I smiled. The one-liners are compiled from the hundreds of shows and then voted on anonymously by 2,000 members of the public who select their top three jokes. You can read the top ten jokes and the one which came second this year was by Liz Guterbock – ‘The most British thing I’ve ever heard? A lady who said, “Well, I’m sorry but I don’t apologise.’ And I laughed.

Comedy, like beauty, is in the eye – or in this case, the ear! – of the beholder. I know which joke I thought the better one, the one I enjoyed more. This is part of the spice and variety of life.

It occurred to me that perhaps faith and trust are viewed and experienced similarly. I think there are very few people who don’t trust anyone. It is all a matter of gradations based on our life experiences, our circumstances, our personality, and I think, most importantly, our identity – the words we say to ourselves about ourselves. Whether we trust someone we see or someone we don’t see, faith and trust, are similar. We all expect gravity to work tomorrow and we’ll drive carefully on the road trusting that the other drivers don’t want to crash just as we don’t want to crash. Similarly our experiences of marriage, family, friendship, work, community shape us as to what to expect tomorrow in those relationships. Whether we trust and others trust us or whether we experience brokenness or betrayal – by others to us or by us to others – this, too, shapes us – because we all have some idea of what marriage, family, friendship, work, community should be.

When it comes to religious faith, even if one has a spiritual experience, it is important to understand what the religious relationship should be. Pet and owner? Drop to ocean? Ignorance to enlightenment? Physical to spiritual? Are the deity/deities remote, hidden, playing ‘hide-and-seek’, capricious, just bigger versions of us, something else? All religions have answers to these questions and present a landscape and a relationship for people.

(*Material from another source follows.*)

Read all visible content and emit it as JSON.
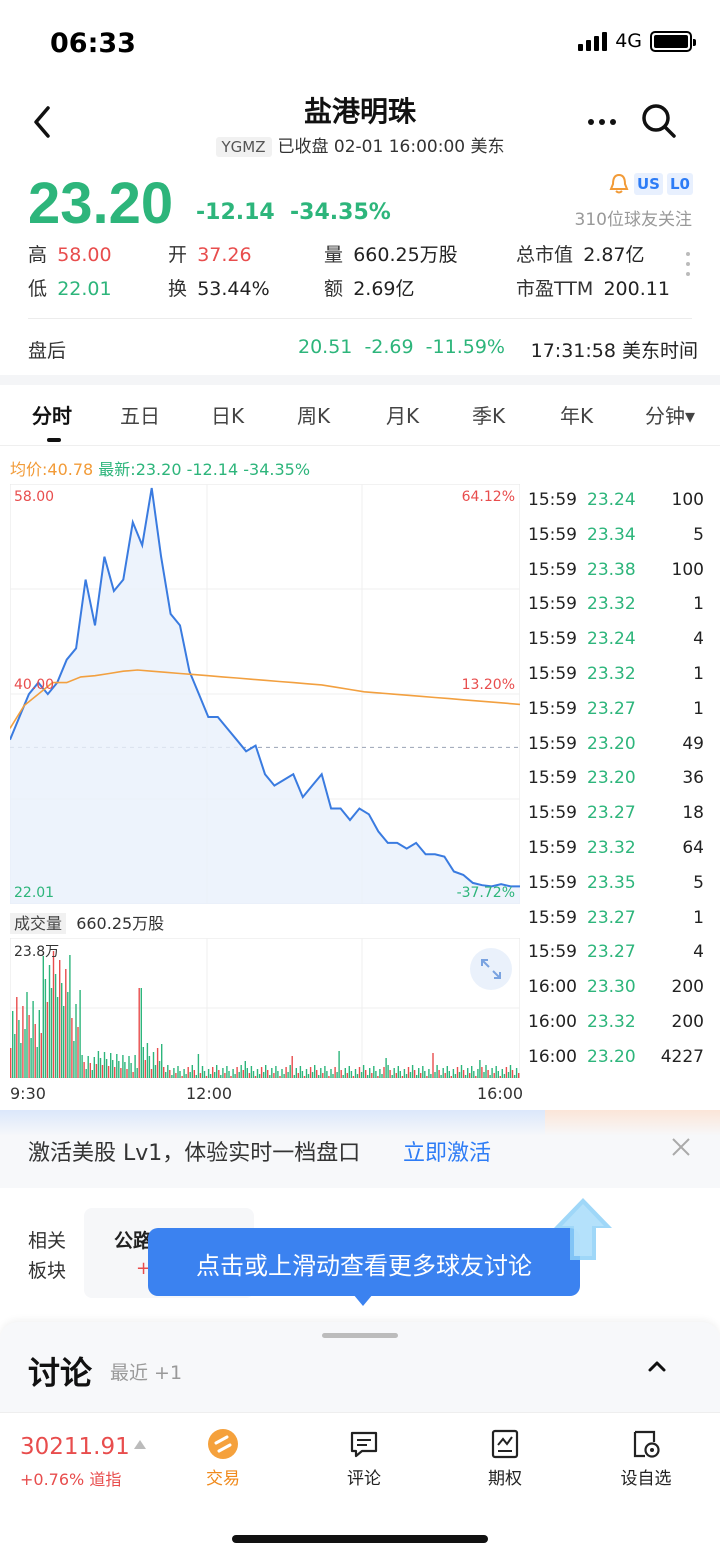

Christianity presents a holy God loving and wanting to rescue rebellious people who made themselves blind and dead to any relationship with him because they want to be god and define and control everything. Humanity turned God into its enemy. Jesus came to show God’s grace, mercy, and forgiveness and to give us real life as opposed to the caricature we think we want. “No longer do I call you servants, for the servant does not know what his master is doing; but I have called you friends, for all that I have heard from my Father I have made known to you” (John 15:15 ESV). Jesus offers a relationship with himself – ‘Follow me’, he says – and his commitment – to us is his cross and his presence with us is by the light from his empty tomb. 

How we experience this relationship is in the ear of the beholder which reminds us again and again that our experiences do not define God, our ups and downs are not reflections of God’s closeness or absence, and that faith – Christian Faith – is ultimately not us holding onto God but him holding onto us – personally – even when – especially when – it seems he’s dropped us in the mess of pain and suffering.

Have you heard the one about the last laugh? It happened when Jesus was dead and buried and the devil, the world, and our sinful selves thought we’d won! And then came Sunday … and an unexpected joy entered the world – and has never left!